Another way that HIV can enter the body is when a pregnant mother has the infection. The mother can transmit the infection before or during the baby’s birth, but you can take steps to lower the risk of transmission.

Pre-natal treatments are available to help protect the baby from the bloodborne pathogen. However, it is still a risk to consider if you want to have a child and you have HIV.

How to Prevent Bloodborne Pathogen Transmission

Because there are many ways to spread infections, you should consider different options for how to prevent bloodborne pathogen transmission. Luckily, you can reduce your risk of getting an infection, but you need to take some precautions.

Consider a few things you can do to protect yourself and others in your workplace.

Get a Vaccine

While not every bloodborne pathogen has an available vaccine, hepatitis B does. If you haven’t already, you should get the hepatitis B vaccine, especially if you frequently come into contact with it.

You can also ask any other employees to get the vaccine so that they aren’t as at much risk of getting the infection. 

Use Personal Protective Equipment (PPE)

Another excellent strategy to mitigate the spread of bloodborne pathogens is with PPE. You can wear gloves and gowns to keep bodily fluids off of your hands and the rest of your body.

A mask, face shield, and goggles can all help protect your face and mucous membranes. Make sure you know how to fit these items so that they provide a good seal. Then, you can make sure to protect the area when working with patients.

Clean Up Often

Another important part of preventing the spread of pathogens is to keep areas clean. You should wash any sheets or blankets after each patient. Make sure you also swap out gloves for a new pair between patients.

After a patient leaves, disinfect their room to get rid of any pathogens that may remain on surfaces. Then, you can make sure the next patient won’t have as much of a risk of getting the pathogen.

Provide Training to Employees

You should also offer training to any employees who may work with patients or other materials that may have an infection. Each employee should understand their risk and what they can do to stay safe.

Everyone should receive training when they start and any time regulations or policies change. Then, you can make sure everyone is always up to date on what they need to do.

What to Do After Contact

While you can give your employees every resource possible, they may still have an exposure to a bloodborne pathogen. In that case, your employees should know how to handle the exposure to prevent or treat the transmission.

Here are a few steps you and your employees can take after an exposure.

Wash the Wound

After a cut or needle stick, you should use soap and water to wash the wound. Try not to rub the area so that you can keep from spreading the pathogen. Instead, pat the area and keep it running under water to encourage slow bleeding.

Give the wound enough time to bleed a bit before covering it with gauze or a bandaid. Then, you can dress the wound to protect it from further infection.
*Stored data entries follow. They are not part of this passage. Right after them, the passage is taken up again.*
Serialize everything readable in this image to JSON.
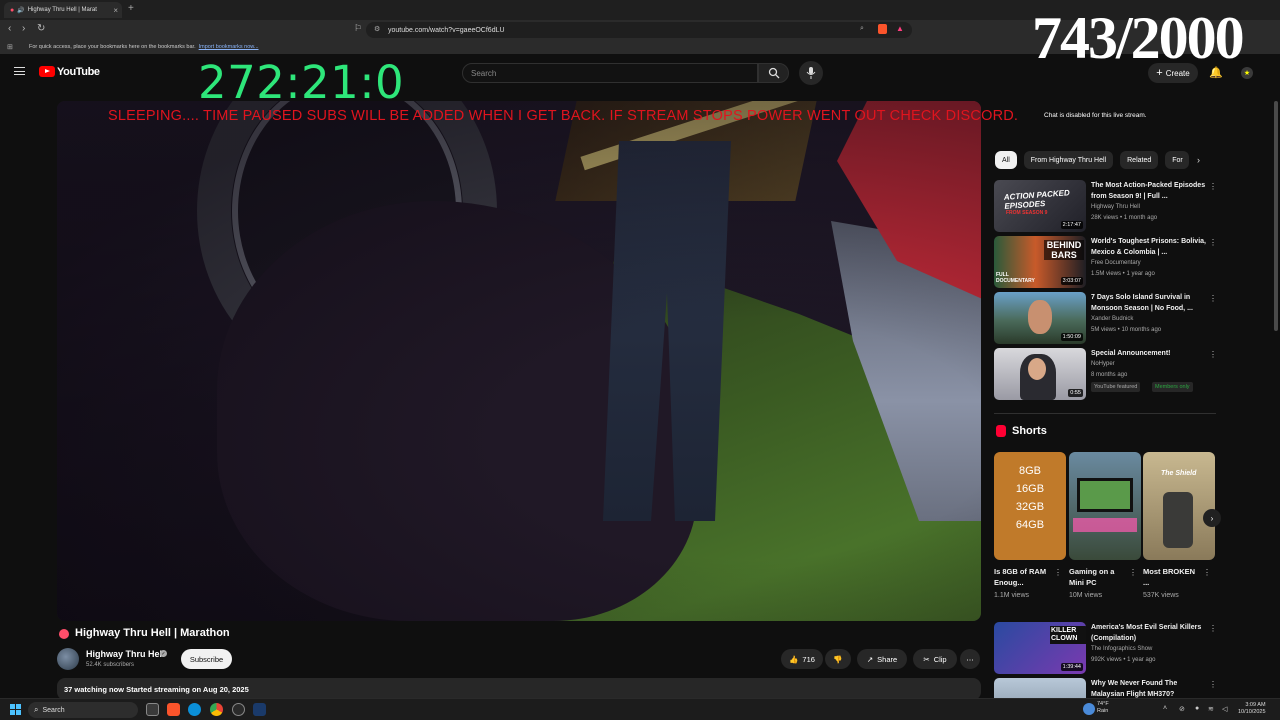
{
  "browser": {
    "tab_title": "Highway Thru Hell | Marat",
    "url": "youtube.com/watch?v=gaeeOCf6dLU",
    "bookmarks_hint": "For quick access, place your bookmarks here on the bookmarks bar.",
    "bookmarks_link": "Import bookmarks now..."
  },
  "youtube": {
    "logo_text": "YouTube",
    "search_placeholder": "Search",
    "create_label": "Create"
  },
  "overlay": {
    "timer": "272:21:0",
    "counter": "743/2000",
    "banner": "SLEEPING.... TIME PAUSED SUBS WILL BE ADDED WHEN I GET BACK. IF STREAM STOPS POWER WENT OUT CHECK DISCORD."
  },
  "video": {
    "title": "Highway Thru Hell | Marathon",
    "channel": "Highway Thru Hell",
    "subscribers": "52.4K subscribers",
    "subscribe_label": "Subscribe",
    "likes": "716",
    "share_label": "Share",
    "clip_label": "Clip",
    "stats": "37 watching now  Started streaming on Aug 20, 2025"
  },
  "sidebar": {
    "chat_disabled": "Chat is disabled for this live stream.",
    "chips": [
      "All",
      "From Highway Thru Hell",
      "Related",
      "For"
    ],
    "recommendations": [
      {
        "title": "The Most Action-Packed Episodes from Season 9! | Full ...",
        "channel": "Highway Thru Hell",
        "meta": "28K views • 1 month ago",
        "duration": "2:17:47",
        "thumb_text": "ACTION PACKED EPISODES",
        "thumb_sub": "FROM SEASON 9"
      },
      {
        "title": "World's Toughest Prisons: Bolivia, Mexico & Colombia | ...",
        "channel": "Free Documentary",
        "meta": "1.5M views • 1 year ago",
        "duration": "3:03:07",
        "thumb_text": "BEHIND BARS",
        "thumb_sub": "FULL DOCUMENTARY"
      },
      {
        "title": "7 Days Solo Island Survival in Monsoon Season | No Food, ...",
        "channel": "Xander Budnick",
        "meta": "5M views • 10 months ago",
        "duration": "1:50:09"
      },
      {
        "title": "Special Announcement!",
        "channel": "NoHyper",
        "meta": "8 months ago",
        "duration": "0:55",
        "badge1": "YouTube featured",
        "badge2": "Members only"
      }
    ],
    "shorts_label": "Shorts",
    "shorts": [
      {
        "title": "Is 8GB of RAM Enoug...",
        "views": "1.1M views",
        "lines": [
          "8GB",
          "16GB",
          "32GB",
          "64GB"
        ]
      },
      {
        "title": "Gaming on a Mini PC",
        "views": "10M views"
      },
      {
        "title": "Most BROKEN ...",
        "views": "537K views",
        "thumb_text": "The Shield"
      }
    ],
    "more_recs": [
      {
        "title": "America's Most Evil Serial Killers (Compilation)",
        "channel": "The Infographics Show",
        "meta": "992K views • 1 year ago",
        "duration": "1:39:44",
        "thumb_text": "KILLER CLOWN"
      },
      {
        "title": "Why We Never Found The Malaysian Flight MH370?"
      }
    ]
  },
  "taskbar": {
    "search": "Search",
    "weather_temp": "74°F",
    "weather_desc": "Rain",
    "time": "3:09 AM",
    "date": "10/10/2025"
  }
}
Flush Your Mucous Membranes

If the exposure comes from a splash to the eyes, use water, sterile wash, or a saline solution to irrigate the eyes. Do this as soon as possible to keep the infection from getting further.

If your mouth or nose has an exposure, you can just use water to flush out the infection.

Flush your mucous membranes as much as you can to expel the pathogen. While you may still get an infection, this can reduce your exposure.

After you take these steps, report any exposure to your employer and seek medical care. Then, you can treat any signs of the infection.